Pasiphaé


– Déjà, quand tu étais dans mon ventre, je savais que je ne voulais pas de toi. Tout de suite, je l’ai senti, je ne voulais pas de cette créature monstrueuse qui poussait dans mon ventre, qui délogeait tout pour y faire sa place, qui redécorait mon intérieur à son goût et mettait au rebut mes organes sans aucune empathie. J’ai toujours su que tu allais être un parasite, tu m’as bouffée de l’intérieur pendant neuf mois et je savais très bien que tu ne t’arrêterais pas en sortant, que tu allais me bouffer ma jeunesse, ma réputation, mon énergie, ma vie et mon bonheur. Et tu as tout bouffé, tout ça et le reste, tu as toujours été insatiable. Tu as épuisé mes seins et vidé mon corps de tous mes sentiments. Même une fois dehors, tu as continué à me pomper tout ce qui était dedans, comme une sangsue, un parasite dont on ne peut pas se défaire. Je ne suis plus qu’une croûte vide, une grosse cloque, sous ma peau fripée il n’y a plus rien, mes seins sont vides, il n’y a plus que de l’air dans mes veines et plus rien ne pulse là haut. Je ne peux pas pleurer, je ne peux pas trembler, je ne peux même pas frémir parce que je n’éprouve plus rien. Même pas de la lassitude, même pas l’espérance que tout se finisse, rien, juste du vent, des courants d’air qui ne portent ni son, ni odeur, ni chaleur. Du vent mort. Il n’y a qu’une seule chose que je regrette, c’est bien de ne pas avoir été ta seule victime. C’était ça, mon rôle de mère, t’empêcher de faire du mal à qui que ce soit d’autre. Au moins, j’ai pu te refuser tout contact avec le monde extérieur, t’empêcher de te reproduire et de te multiplier. M’assurer que tu meures seul et que tu ne laisses jamais rien derrière toi de plus que ma carcasse. Car je te survivrai, mon garçon, oh oui, je le promets. Centenaire, je continuerai à veiller sur cette porte, millénaire, je serai toujours là, rigide car c’est tout ce que tu m’as laissé, et dans cent millions d’années, quand tu ne te seras toujours pas lassé de cogner pour sortir, moi non plus je ne me serai pas lassée de te garder enfermé. Oh, j’aurais pu te promettre l’amour et le bonheur, mais c’est l’oubli dont je serai ta garante, mon petit.

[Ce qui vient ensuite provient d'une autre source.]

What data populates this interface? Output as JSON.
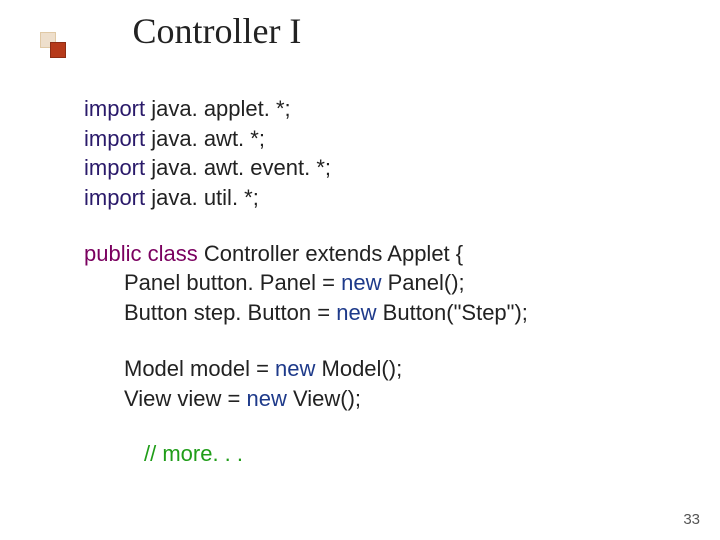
{
  "title": "Controller I",
  "imports": [
    {
      "kw": "import",
      "rest": " java. applet. *;"
    },
    {
      "kw": "import",
      "rest": " java. awt. *;"
    },
    {
      "kw": "import",
      "rest": " java. awt. event. *;"
    },
    {
      "kw": "import",
      "rest": " java. util. *;"
    }
  ],
  "decl": {
    "public": "public",
    "class": "class",
    "name": " Controller ",
    "extends": "extends",
    "applet": " Applet {"
  },
  "fields": [
    {
      "pre": "Panel button. Panel = ",
      "new": "new",
      "post": " Panel();"
    },
    {
      "pre": "Button step. Button = ",
      "new": "new",
      "post": " Button(\"Step\");"
    }
  ],
  "locals": [
    {
      "pre": "Model model = ",
      "new": "new",
      "post": " Model();"
    },
    {
      "pre": "View view = ",
      "new": "new",
      "post": " View();"
    }
  ],
  "comment": "// more. . .",
  "page_number": "33"
}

– Maman, je n’en peux plus de ne me nourrir que de chair humaine.

– C’est bien, mon petit, ne résiste pas.

– Maman, je deviens fou.

– C’est bien, mon petit, deviens fou.

– Maman, la solitude me tue.

– C’est bien, mon petit, meurs.

– Maman, pourquoi tu ne m’aimes pas ?

– Tu n’es responsable de rien, mon petit, c’est moi qui suis à l’origine de nos malheurs, et c’est à moi qu’il incombe d’y mettre fin. Je ne peux pas t’aimer parce que si je t’aime, je condamne toute la race humaine. De toute la force de mes entrailles desséchées, je jure que j’empêcherai qu’advienne ce jour maudit. Je ne t’aime pas car c’est ma punition que d’expier pour deux la faute que j’ai commise et que t’aimer ne pourrait que me rendre plus coupable, je ne t’aime pas car c’est la seule façon que j’ai de me racheter auprès des hommes et des dieux.